As in Prader-Willi syndrome, the condition reduces quality of life and there is no effective pharmacological treatment available today for appetite control in these patients.
Metabolic diseases (obesity, Type 2 diabetes, NASH)
In 2016, Saniona performed a Phase 2a clinical trial for Tesomet in type 2 diabetes patients. Top line data from this clinical trial was presented in January 2017. The clinical trial achieved a positive outcome on the primary endpoint with a statistically significant reduction in heart rate for patients treated with Tesomet compared to placebo. Furthermore, the key secondary and exploratory endpoints regarding body weight and waist circumference also showed statistically significant reductions compared to placebo.
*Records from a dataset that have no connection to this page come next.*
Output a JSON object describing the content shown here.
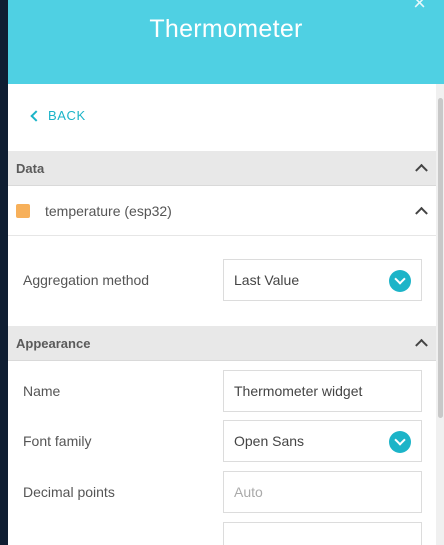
{
  "header": {
    "title": "Thermometer",
    "close_glyph": "×"
  },
  "back": {
    "label": "BACK"
  },
  "data_section": {
    "title": "Data",
    "source": {
      "label": "temperature (esp32)",
      "color": "#f7b05a"
    },
    "aggregation": {
      "label": "Aggregation method",
      "value": "Last Value"
    }
  },
  "appearance_section": {
    "title": "Appearance",
    "name": {
      "label": "Name",
      "value": "Thermometer widget"
    },
    "font_family": {
      "label": "Font family",
      "value": "Open Sans"
    },
    "decimal_points": {
      "label": "Decimal points",
      "placeholder": "Auto"
    }
  },
  "colors": {
    "accent": "#1cb4c8",
    "header_bg": "#4fd0e3",
    "sidebar": "#0f1e32"
  },
  "icons": [
    "close-icon",
    "chevron-left-icon",
    "chevron-up-icon",
    "chevron-down-icon"
  ]
}
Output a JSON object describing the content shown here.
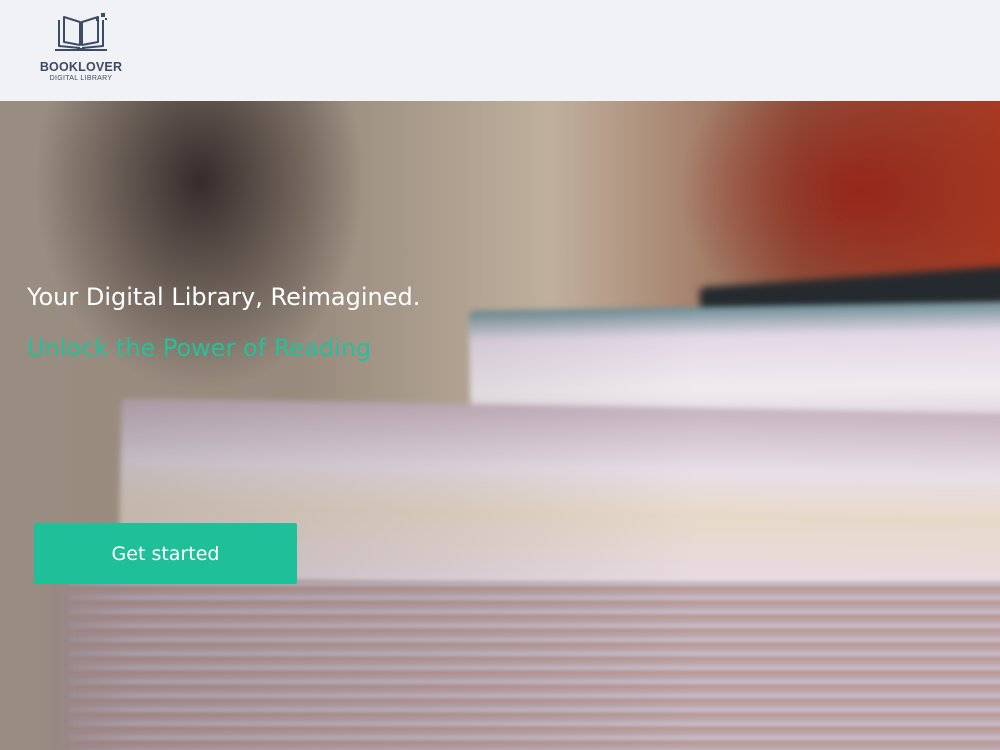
{
  "brand": {
    "name": "BOOKLOVER",
    "tagline": "DIGITAL LIBRARY",
    "icon": "open-book-icon"
  },
  "hero": {
    "background_image": "stacked-books-photo",
    "title": "Your Digital Library, Reimagined.",
    "subtitle": "Unlock the Power of Reading",
    "cta_label": "Get started"
  },
  "colors": {
    "accent": "#1fbf9a",
    "header_bg": "#f0f2f6",
    "brand_text": "#3d4c64"
  }
}
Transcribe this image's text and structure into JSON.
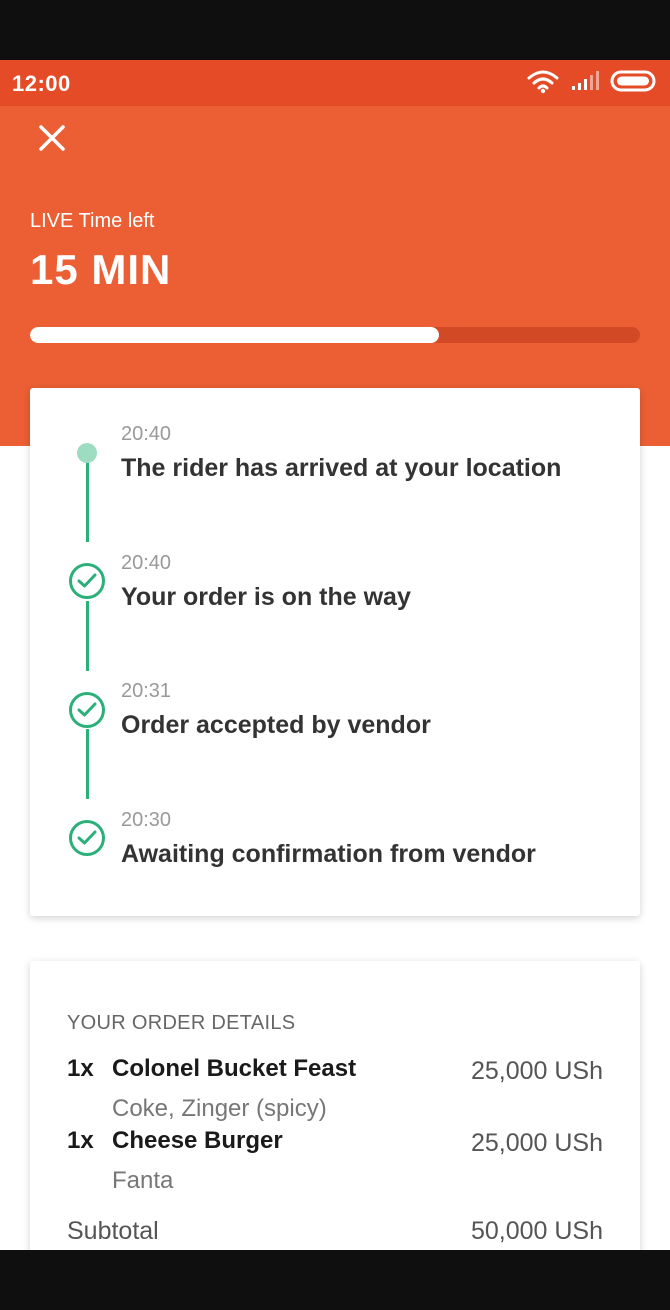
{
  "status_bar": {
    "time": "12:00",
    "icons": [
      "wifi-icon",
      "signal-icon",
      "battery-icon"
    ]
  },
  "header": {
    "close_icon": "close-icon",
    "live_label": "LIVE Time left",
    "time_left": "15 MIN",
    "progress_fraction": 0.67
  },
  "timeline": {
    "events": [
      {
        "time": "20:40",
        "text": "The rider has arrived at your location",
        "state": "current"
      },
      {
        "time": "20:40",
        "text": "Your order is on the way",
        "state": "done"
      },
      {
        "time": "20:31",
        "text": "Order accepted by vendor",
        "state": "done"
      },
      {
        "time": "20:30",
        "text": "Awaiting confirmation from vendor",
        "state": "done"
      }
    ]
  },
  "order_details": {
    "title": "YOUR ORDER DETAILS",
    "items": [
      {
        "qty": "1x",
        "name": "Colonel Bucket Feast",
        "price": "25,000 USh",
        "extras": "Coke, Zinger (spicy)"
      },
      {
        "qty": "1x",
        "name": "Cheese Burger",
        "price": "25,000 USh",
        "extras": "Fanta"
      }
    ],
    "subtotal_label": "Subtotal",
    "subtotal_value": "50,000 USh"
  },
  "colors": {
    "brand_orange": "#ec5f34",
    "status_orange": "#e44b26",
    "timeline_green": "#2bb07a",
    "current_dot": "#9ddcc0"
  }
}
Glycemic secondary endpoints were not statistically significantly different from placebo in this rather short 12-weeks study.
The more recent data together with data from previous clinical studies with tesofensine, supports the use of Tesomet as a safe and effective weight loss drug in patients with metabolic disorders like type 2 diabetes and obesity. Furthermore, the statistically significant reduction in weight loss and the numeric reduction in liver fat achieved in the Phase 2a type 2 diabetes study suggests that Tesomet may provide a clinically relevant reduction in glycemic parameters over a longer period and thereby represent an interesting potential new treatment principle for type 2 diabetes and NASH (non-alcoholic steatohepatitis).
Type 2 diabetes is considered as a progressive chronic disease today. However, recent published research concludes that large patient populations may undergo long-term remission if they achieve a substantial weight loss through reduced food consumption. According to Datamonitor, the market for type 2 diabetes is estimated to grow from US $ 23 billion in 2014 to 43 billion USD in 2023 of which weight-reducing therapy options will be the major value driver.